Foto del escritor: Roberto ArnaizRoberto Arnaiz

Hay políticos que te venden promesas. Otros, que se venden a sí mismos. Y después está Elpidio González, el tipo que te vendía ballenitas para el cuello de la camisa y te daba, sin saberlo, una lección de dignidad.


Sí, lo leíste bien. Exvicepresidente de la Nación Argentina, y vendedor ambulante.

Imaginate la escena: un hombre de traje modesto, la mirada limpia, ofreciendo ballenitas en oficinas grises donde ya nadie sabe para qué sirven. Algunos lo miraban raro. Otros bajaban la vista con vergüenza. Él no. Él seguía de pie. Como un Quijote sin lanza, enfrentando no molinos, sino secretarias que no lo dejaban pasar y recepcionistas que preguntaban si tenía turno.


Hoy, cualquier funcionario de tercera que pisa la Casa Rosada termina con chofer, oficina con aire, viáticos para congresos que no entiende y una jubilación de privilegio que firmó sin leer. Elpidio fue lo opuesto. Terminó su mandato como vicepresidente, colgó el saco, y salió a caminar con una caja bajo el brazo, vendiendo dignidad a cambio de casi nada. Sin cámaras. Sin discurso. Sin quejarse.
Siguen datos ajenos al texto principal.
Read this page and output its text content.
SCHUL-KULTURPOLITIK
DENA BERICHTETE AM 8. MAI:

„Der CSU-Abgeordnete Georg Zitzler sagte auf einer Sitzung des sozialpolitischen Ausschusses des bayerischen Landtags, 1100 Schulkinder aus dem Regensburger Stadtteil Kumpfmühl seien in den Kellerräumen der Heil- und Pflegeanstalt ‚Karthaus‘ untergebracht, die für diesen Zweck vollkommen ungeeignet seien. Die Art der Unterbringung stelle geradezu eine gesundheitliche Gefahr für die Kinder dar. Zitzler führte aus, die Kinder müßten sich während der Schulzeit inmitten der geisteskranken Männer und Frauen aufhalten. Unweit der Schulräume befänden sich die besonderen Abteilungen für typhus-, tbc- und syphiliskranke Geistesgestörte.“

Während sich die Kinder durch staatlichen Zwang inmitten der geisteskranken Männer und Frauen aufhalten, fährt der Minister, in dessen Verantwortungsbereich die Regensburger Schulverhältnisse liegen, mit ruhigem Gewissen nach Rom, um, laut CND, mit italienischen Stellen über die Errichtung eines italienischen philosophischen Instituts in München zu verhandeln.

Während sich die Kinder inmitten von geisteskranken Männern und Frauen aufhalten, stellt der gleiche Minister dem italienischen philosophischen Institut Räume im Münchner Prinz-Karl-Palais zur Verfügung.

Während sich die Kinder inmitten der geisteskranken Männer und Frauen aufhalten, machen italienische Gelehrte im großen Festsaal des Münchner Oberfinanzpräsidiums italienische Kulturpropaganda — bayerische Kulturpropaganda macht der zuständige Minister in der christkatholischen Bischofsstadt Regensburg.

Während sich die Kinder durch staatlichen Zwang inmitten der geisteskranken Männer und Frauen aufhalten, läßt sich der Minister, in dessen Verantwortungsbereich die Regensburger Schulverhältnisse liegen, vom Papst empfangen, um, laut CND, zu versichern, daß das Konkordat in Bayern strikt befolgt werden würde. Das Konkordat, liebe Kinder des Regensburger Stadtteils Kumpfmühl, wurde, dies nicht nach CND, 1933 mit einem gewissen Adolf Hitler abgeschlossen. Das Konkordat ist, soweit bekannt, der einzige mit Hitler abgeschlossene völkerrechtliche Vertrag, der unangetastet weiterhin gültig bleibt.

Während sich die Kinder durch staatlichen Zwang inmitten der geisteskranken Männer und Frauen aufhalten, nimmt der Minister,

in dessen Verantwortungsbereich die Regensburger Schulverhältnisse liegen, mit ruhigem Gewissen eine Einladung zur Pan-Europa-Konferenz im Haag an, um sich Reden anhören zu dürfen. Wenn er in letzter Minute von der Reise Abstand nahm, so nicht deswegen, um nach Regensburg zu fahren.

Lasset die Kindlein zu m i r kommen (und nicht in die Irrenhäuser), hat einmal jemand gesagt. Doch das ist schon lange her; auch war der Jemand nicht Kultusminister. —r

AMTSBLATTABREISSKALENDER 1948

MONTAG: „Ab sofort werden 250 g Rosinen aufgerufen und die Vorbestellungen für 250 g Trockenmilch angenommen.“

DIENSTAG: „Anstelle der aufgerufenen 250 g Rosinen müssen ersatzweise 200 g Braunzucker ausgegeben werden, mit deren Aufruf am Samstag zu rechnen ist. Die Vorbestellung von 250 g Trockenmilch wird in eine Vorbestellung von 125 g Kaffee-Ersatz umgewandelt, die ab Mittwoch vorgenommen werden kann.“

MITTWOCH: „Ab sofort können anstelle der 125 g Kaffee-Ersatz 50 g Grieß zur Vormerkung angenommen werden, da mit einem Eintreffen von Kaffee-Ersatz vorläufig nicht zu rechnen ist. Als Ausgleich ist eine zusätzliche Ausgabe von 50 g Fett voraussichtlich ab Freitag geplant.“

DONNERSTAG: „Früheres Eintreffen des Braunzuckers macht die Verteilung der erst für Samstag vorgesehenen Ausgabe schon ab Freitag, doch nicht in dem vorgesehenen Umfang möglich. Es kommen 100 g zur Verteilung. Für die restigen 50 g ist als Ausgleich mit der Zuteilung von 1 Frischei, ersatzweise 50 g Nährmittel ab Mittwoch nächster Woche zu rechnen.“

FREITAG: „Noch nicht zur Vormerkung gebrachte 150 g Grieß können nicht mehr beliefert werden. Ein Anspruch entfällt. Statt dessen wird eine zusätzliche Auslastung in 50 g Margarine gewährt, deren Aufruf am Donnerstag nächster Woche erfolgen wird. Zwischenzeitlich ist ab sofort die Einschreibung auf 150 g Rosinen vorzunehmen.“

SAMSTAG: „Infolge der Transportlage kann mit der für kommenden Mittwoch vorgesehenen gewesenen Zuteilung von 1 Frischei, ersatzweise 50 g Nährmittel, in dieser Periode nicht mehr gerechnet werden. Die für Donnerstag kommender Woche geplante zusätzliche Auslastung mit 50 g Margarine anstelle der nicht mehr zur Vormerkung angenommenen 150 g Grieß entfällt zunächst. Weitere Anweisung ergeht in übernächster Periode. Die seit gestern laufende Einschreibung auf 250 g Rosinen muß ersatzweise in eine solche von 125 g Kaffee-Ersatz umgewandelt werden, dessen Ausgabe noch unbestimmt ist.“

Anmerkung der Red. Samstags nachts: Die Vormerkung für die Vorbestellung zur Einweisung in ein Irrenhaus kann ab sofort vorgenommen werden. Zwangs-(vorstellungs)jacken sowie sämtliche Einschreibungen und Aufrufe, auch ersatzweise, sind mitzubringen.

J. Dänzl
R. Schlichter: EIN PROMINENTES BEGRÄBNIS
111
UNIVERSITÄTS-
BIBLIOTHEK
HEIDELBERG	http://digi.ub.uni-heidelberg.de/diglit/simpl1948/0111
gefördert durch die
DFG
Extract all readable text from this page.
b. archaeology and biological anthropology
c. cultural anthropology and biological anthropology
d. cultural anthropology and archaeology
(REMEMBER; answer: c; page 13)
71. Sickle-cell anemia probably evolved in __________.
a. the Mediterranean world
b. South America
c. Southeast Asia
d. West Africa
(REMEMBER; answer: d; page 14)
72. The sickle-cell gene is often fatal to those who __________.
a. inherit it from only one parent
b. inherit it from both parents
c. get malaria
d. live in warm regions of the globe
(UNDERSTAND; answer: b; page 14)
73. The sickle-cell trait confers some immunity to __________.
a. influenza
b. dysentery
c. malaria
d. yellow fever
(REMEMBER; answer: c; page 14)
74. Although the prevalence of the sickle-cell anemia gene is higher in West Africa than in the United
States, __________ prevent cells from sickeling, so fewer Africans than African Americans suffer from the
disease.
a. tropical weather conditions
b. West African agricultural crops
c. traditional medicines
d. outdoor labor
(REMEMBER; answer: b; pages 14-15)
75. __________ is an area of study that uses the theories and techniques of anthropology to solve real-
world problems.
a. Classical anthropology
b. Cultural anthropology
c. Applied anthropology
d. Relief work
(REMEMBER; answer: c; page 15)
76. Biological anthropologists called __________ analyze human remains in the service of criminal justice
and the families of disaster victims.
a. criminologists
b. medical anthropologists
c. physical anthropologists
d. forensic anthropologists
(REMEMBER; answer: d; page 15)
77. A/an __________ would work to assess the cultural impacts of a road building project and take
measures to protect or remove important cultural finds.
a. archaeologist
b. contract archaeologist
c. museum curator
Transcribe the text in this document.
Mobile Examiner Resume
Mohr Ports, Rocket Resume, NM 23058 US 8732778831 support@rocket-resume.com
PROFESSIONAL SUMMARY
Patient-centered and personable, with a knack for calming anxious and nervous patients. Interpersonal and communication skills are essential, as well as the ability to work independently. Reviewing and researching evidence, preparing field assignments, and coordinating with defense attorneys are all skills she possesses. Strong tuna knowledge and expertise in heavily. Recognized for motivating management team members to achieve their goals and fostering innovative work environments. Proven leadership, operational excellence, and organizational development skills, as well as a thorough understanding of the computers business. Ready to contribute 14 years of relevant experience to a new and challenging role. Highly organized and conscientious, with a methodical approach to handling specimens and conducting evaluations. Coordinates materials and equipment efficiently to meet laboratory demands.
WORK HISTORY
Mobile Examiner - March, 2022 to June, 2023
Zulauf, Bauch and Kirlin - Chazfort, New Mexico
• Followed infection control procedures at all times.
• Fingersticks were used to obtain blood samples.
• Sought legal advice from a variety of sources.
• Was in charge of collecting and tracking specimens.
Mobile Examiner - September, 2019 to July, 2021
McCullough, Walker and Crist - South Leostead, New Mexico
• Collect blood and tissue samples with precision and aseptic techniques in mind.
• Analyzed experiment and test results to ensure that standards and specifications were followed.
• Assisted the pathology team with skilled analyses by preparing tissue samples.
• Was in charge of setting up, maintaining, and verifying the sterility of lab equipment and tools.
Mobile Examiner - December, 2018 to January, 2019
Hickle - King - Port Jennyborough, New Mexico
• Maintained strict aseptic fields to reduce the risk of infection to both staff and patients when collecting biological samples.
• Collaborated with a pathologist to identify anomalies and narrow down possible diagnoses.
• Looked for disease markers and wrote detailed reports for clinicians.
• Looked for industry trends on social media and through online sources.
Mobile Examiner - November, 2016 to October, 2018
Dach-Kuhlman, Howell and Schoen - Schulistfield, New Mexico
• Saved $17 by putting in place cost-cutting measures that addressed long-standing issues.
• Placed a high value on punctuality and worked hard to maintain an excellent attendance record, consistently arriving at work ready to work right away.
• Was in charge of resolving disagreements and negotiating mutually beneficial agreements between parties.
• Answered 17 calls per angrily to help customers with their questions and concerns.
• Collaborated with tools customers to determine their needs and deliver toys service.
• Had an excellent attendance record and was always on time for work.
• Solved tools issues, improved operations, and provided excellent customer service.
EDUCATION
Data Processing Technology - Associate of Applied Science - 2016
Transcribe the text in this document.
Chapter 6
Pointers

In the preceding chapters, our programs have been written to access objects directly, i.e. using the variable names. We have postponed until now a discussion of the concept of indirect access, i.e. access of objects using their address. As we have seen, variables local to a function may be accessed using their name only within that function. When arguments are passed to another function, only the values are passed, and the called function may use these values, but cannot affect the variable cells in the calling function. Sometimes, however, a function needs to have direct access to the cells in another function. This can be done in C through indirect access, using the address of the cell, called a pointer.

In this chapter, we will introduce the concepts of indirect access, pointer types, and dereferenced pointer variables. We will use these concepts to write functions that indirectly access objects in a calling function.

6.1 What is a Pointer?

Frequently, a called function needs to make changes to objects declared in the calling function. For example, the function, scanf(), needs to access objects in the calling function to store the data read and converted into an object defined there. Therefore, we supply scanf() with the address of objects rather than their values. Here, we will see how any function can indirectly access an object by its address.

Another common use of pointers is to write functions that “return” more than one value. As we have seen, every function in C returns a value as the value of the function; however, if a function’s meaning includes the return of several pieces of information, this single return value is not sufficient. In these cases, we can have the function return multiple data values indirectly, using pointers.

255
Y no fue por falta de oportunidades. Le ofrecieron una pensión vitalicia. La rechazó. Le acercaron cargos decorativos, embajadas, asesorías que no asesoran a nadie. También las rechazó. —“Yo ya cobré mi sueldo cuando trabajé. El que quiere vivir del Estado, que siga trabajando por el Estado”, dicen que dijo. Y si no lo dijo, debió haberlo dicho. Porque su vida entera gritó eso.


Vivía en una pieza alquilada. Viajaba en tranvía. Comía lo justo. Nunca fue tapa de revista ni socio de bancos. Había sido Ministro del Interior, Intendente de Buenos Aires, Vicepresidente de la Nación. Y no le quedó ni un terreno. Lo único que conservó fue su nombre sin manchas.

Murió pobre. Pero dejó una herencia inmensa. La de demostrar que se puede tener poder y no robar. Que se puede pasar por la política sin quedarse pegado a la mugre. Que se puede salir del despacho más alto y terminar vendiendo ballenitas... sin bajar la cabeza.


Hoy se llenan la boca con ética, con transparencia, con república. Palabras que ya suenan huecas de tanto usarlas para encubrir lo contrario. Hay diputados que no pisan el recinto, senadores con chofer y asesores que no asesoran ni a sus propios hijos. Hay tipos que declaman austeridad mientras firman aumentos para ellos mismos. En ese circo, Elpidio sería un extraterrestre.


No dejó frases para el bronce. No fundó partidos. No repartió afiches con su cara. Pero dejó una vida que hoy incomoda. Porque no fue perfecta, pero fue limpia. Coherente. Entera. Sin doble fondo. Sin letra chica.

Y la próxima vez que escuches a un político hablar de sacrificio, pensá en Elpidio. El que fue vicepresidente y terminó vendiendo ballenitas. El que no pidió aplausos ni privilegios. El que se bajó del bronce y caminó derecho, aunque eso significara dormir sin calefacción.


Sí, tiene una calle con su nombre en Buenos Aires. Pero eso no alcanza. Su historia merece ser contada, enseñada, recordada. Porque fue ejemplo de algo que ya casi no se ve: la dignidad vivida hasta las últimas consecuencias.


Tal vez algún día lo pongamos en una escuela, en una moneda, en un mural. Aunque él jamás lo hubiese pedido.


Porque la verdadera grandeza no está en el cargo que ocupás. Está en cómo lo dejás.

Y eso, hermano, no se aprende en ninguna universidad.